Entenda o Autismo, suas causas e como conviver com ele

Os primeiros sinais de Autismo na infância podem facilmente passar despercebidos. E, em casos totalmente opostos, os pais normalmente ficam muito preocupados e ansiosos para que seus filhos falem, andem, comam e interajam logo com tudo ao redor – essa ansiedade normalmente os leva a pensar que o filho pode ter Autismo, o que não é sempre o caso.
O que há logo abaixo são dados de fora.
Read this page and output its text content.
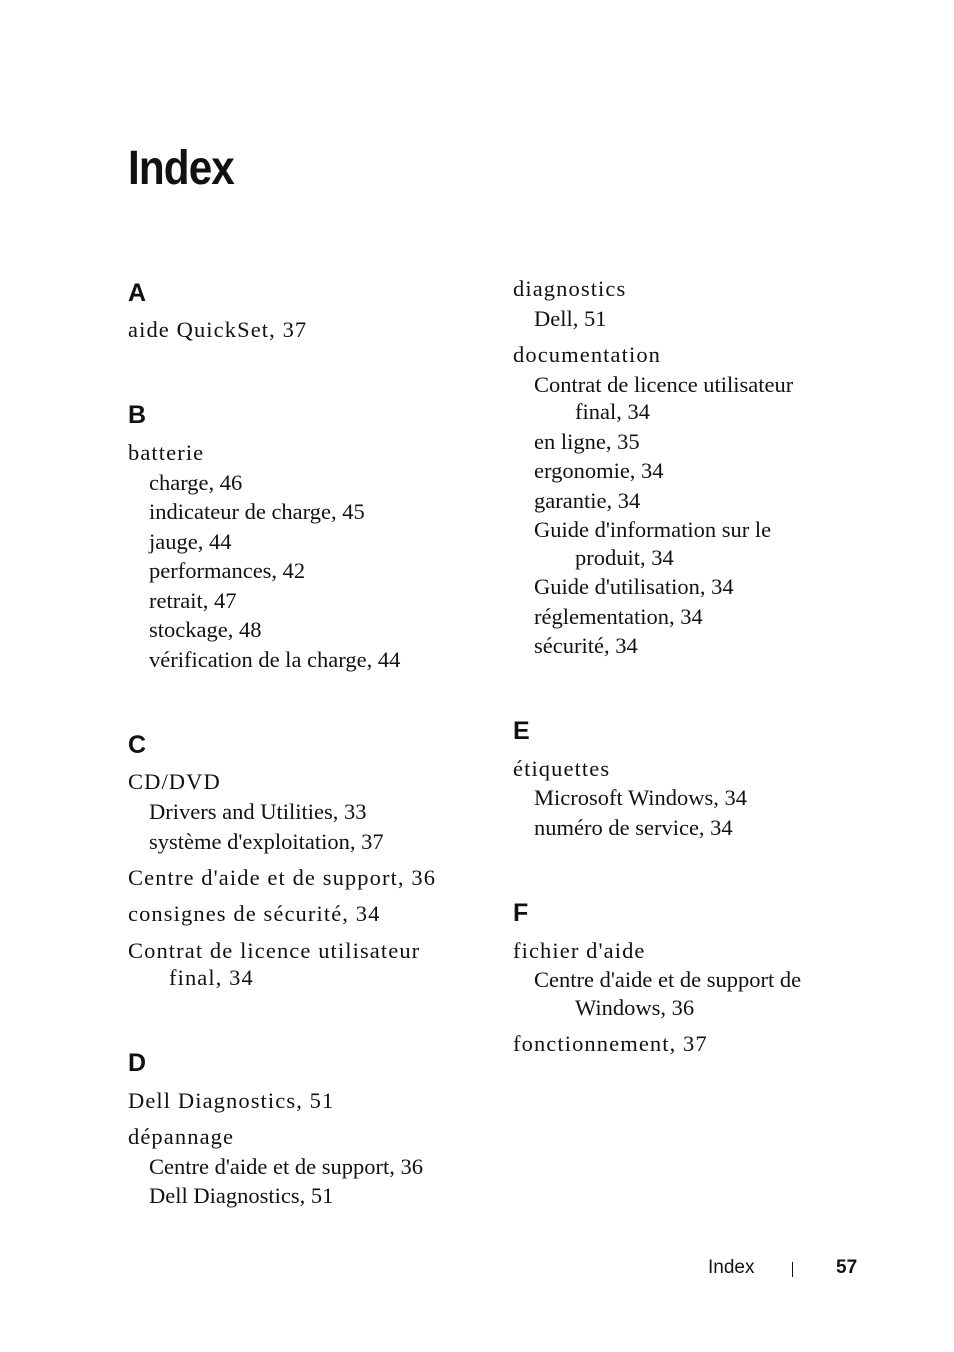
Index
A
aide QuickSet, 37
B
batterie
charge, 46
indicateur de charge, 45
jauge, 44
performances, 42
retrait, 47
stockage, 48
vérification de la charge, 44
C
CD/DVD
Drivers and Utilities, 33
système d'exploitation, 37
Centre d'aide et de support, 36
consignes de sécurité, 34
Contrat de licence utilisateur
final, 34
D
Dell Diagnostics, 51
dépannage
Centre d'aide et de support, 36
Dell Diagnostics, 51
diagnostics
Dell, 51
documentation
Contrat de licence utilisateur
final, 34
en ligne, 35
ergonomie, 34
garantie, 34
Guide d'information sur le
produit, 34
Guide d'utilisation, 34
réglementation, 34
sécurité, 34
E
étiquettes
Microsoft Windows, 34
numéro de service, 34
F
fichier d'aide
Centre d'aide et de support de
Windows, 36
fonctionnement, 37
Index	57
Quando se fala de Autismo, o assunto é muito mais complexo do que isso, e o mesmo pode ser dito sobre paternidade e sobre o desenvolvimento de crianças. Não existe bem uma fórmula de como a criança deve se comportar, porém é necessário que as pessoas estejam atentas aos possíveis sinais que indicam essas dificuldades de desenvolvimento atreladas ao TEA, Transtorno do Espectro Autista. Por isso, preparamos este artigo que te ajuda a identificar esses sinais. Vem com a gente!


O que é o Autismo?

É um distúrbio do neurodesenvolvimento que aparece já na infância e atrapalha convívios sociais e o comportamento pessoal da criança. Mas claro que não é tão simples. Não é à toa que o nome completo é Transtorno do Espectro Autista. Isso é porque engloba diferentes condições, que possuem três características similares: a dificuldade de comunicação; dificuldade de socialização; padrão de comportamento repetitivo e limitado. Por ser um espectro, é importante entender as diferenças entre cada tipo.


Tipos de Autismo

Autismo Clássico: de forma geral, as pessoas com esse quadro são mais introvertidas e não gostam de estabelecer contato visual. Eles conseguem falar, mas não costumam usar a fala como forma de comunicação; também têm dificuldade de entender o sentido figurado ou metafórico das coisas, se atendo ao sentido literal das palavras. Quando o caso é mais grave, elas demonstram ausência completa de contato com outras pessoas, o que faz com que sejam crianças e jovens isolados.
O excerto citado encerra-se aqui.